Solomon Hart Green

Solomon Hart Green (October 23, 1885 – April 13, 1969) was a politician in Manitoba, Canada. He served in the Legislative Assembly of Manitoba from 1910 to 1914, as a Liberal. He is notable as the first Jewish Canadian to serve in the legislature.

Green was born in Saint John, New Brunswick, and was educated at King's College in Windsor, Nova Scotia. He received a law degree in 1906, and in the same year became the first Jew admitted to the legal profession in eastern Canada. Green then relocated to western Canada, and in 1907 became the first Jew admitted to the legal profession in Manitoba. He was a member of the firm Chapman and Green, and continued his practice in Winnipeg for several decades.

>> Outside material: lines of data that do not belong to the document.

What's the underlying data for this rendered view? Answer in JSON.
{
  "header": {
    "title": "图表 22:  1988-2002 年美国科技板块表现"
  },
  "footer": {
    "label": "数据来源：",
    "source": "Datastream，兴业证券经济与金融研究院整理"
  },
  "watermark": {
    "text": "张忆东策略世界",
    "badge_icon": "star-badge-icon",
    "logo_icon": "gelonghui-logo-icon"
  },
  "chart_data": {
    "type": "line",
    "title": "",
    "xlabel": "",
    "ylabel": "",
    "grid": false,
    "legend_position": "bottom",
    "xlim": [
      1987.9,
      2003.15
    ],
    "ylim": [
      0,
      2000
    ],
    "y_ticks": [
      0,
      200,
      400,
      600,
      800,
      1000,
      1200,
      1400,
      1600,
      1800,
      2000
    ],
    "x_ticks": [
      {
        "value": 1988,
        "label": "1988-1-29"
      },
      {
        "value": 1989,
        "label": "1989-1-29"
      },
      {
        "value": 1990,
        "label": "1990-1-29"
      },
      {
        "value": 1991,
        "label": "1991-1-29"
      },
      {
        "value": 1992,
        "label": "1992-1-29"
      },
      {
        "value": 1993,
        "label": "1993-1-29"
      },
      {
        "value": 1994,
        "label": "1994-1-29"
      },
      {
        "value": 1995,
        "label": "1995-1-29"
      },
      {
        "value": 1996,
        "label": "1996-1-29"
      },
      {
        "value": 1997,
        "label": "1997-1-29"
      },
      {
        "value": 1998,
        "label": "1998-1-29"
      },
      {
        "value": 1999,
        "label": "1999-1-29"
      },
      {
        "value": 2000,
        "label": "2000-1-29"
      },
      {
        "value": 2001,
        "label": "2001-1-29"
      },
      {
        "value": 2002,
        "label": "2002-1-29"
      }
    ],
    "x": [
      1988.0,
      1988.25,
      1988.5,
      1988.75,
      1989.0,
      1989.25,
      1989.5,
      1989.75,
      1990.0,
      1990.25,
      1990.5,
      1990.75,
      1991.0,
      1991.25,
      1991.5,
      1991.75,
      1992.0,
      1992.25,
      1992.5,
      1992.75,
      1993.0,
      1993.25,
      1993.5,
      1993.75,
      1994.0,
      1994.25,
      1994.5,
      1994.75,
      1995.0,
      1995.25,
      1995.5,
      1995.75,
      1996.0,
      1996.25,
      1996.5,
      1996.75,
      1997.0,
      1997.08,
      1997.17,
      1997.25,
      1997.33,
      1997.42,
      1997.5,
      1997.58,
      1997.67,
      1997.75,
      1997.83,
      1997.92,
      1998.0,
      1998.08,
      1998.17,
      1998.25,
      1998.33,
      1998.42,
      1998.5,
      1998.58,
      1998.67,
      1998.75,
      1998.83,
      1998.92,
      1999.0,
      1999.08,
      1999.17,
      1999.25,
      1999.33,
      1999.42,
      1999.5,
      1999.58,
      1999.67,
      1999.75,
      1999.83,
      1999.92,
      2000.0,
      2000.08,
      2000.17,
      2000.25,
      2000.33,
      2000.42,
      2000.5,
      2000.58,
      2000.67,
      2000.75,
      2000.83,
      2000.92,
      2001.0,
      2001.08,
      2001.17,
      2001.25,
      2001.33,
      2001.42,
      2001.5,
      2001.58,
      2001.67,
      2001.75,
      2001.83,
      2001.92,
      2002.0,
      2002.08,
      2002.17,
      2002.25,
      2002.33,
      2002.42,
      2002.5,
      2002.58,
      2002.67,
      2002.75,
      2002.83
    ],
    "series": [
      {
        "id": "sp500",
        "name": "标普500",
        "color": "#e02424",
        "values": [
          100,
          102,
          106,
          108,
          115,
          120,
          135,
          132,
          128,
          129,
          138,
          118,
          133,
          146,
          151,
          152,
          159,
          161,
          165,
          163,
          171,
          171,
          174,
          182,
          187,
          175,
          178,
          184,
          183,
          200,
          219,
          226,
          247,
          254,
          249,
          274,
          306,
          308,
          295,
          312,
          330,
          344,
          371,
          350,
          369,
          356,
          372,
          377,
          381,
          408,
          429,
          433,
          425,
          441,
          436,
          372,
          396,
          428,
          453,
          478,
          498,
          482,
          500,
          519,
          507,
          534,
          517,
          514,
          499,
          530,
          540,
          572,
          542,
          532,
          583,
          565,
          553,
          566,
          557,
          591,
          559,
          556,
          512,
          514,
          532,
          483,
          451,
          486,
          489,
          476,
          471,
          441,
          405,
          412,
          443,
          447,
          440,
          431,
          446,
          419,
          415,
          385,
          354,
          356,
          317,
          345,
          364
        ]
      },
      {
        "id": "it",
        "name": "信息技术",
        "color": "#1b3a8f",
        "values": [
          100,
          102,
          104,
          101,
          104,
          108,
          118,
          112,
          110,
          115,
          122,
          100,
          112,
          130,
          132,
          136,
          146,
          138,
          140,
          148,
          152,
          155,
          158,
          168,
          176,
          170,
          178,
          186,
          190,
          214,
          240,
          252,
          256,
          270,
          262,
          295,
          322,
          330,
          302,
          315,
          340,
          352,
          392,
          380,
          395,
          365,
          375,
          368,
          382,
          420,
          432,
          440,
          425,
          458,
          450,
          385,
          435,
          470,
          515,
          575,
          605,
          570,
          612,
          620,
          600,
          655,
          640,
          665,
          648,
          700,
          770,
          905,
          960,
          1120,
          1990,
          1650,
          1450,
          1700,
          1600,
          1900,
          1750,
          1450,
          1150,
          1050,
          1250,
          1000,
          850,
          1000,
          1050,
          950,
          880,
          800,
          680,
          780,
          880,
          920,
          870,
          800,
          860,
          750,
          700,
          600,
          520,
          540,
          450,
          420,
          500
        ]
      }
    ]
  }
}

He was elected to the Manitoba legislature in the 1910 election, defeating incumbent Conservative John F. Mitchell by 620 votes in Winnipeg North. He won 27 of 35 polls in the constituency. The Conservatives won the election, and Green served as a member of the opposition for the next four years.

He was not a candidate in the 1914 election. He attempted to return to the legislature in 1915, but lost to Social Democrat Richard Rigg by 231 votes.

Green's biographical entry in the 1914 Canadian Parliamentary Guide lists him as" [a] pparently the first Hebrew to take a seat in any Legislature in Canada". This is incorrect: Henry Nathan, a federal Member of Parliament from British Columbia in the 1870s, was also Jewish. Green was, however, the first Jewish Canadian to serve in a provincial legislature.

Green remained an active member of the Liberal Party of Canada after leaving the legislature, and organized meetings for Liberal candidates at Winnipeg's Torah Talmud Hall in the 1920s. He was president of the Winnipeg North Liberal Association in 1930, and supported his party's decision not to field a candidate against Labor incumbent Abraham Albert Heaps in that year's federal election. Green argued that a Liberal candidate could have split the anti-Conservative vote, and allowed the Conservative candidate to be elected.

The Liberals nominated a candidate in Winnipeg North for the 1935 election, and on this occasion Green campaigned against Heaps on the grounds that the latter was a socialist. Heaps won the election.

The University of New Brunswick's Faculty of Law now offers Hart Green Scholarships as entrance awards, in his honour.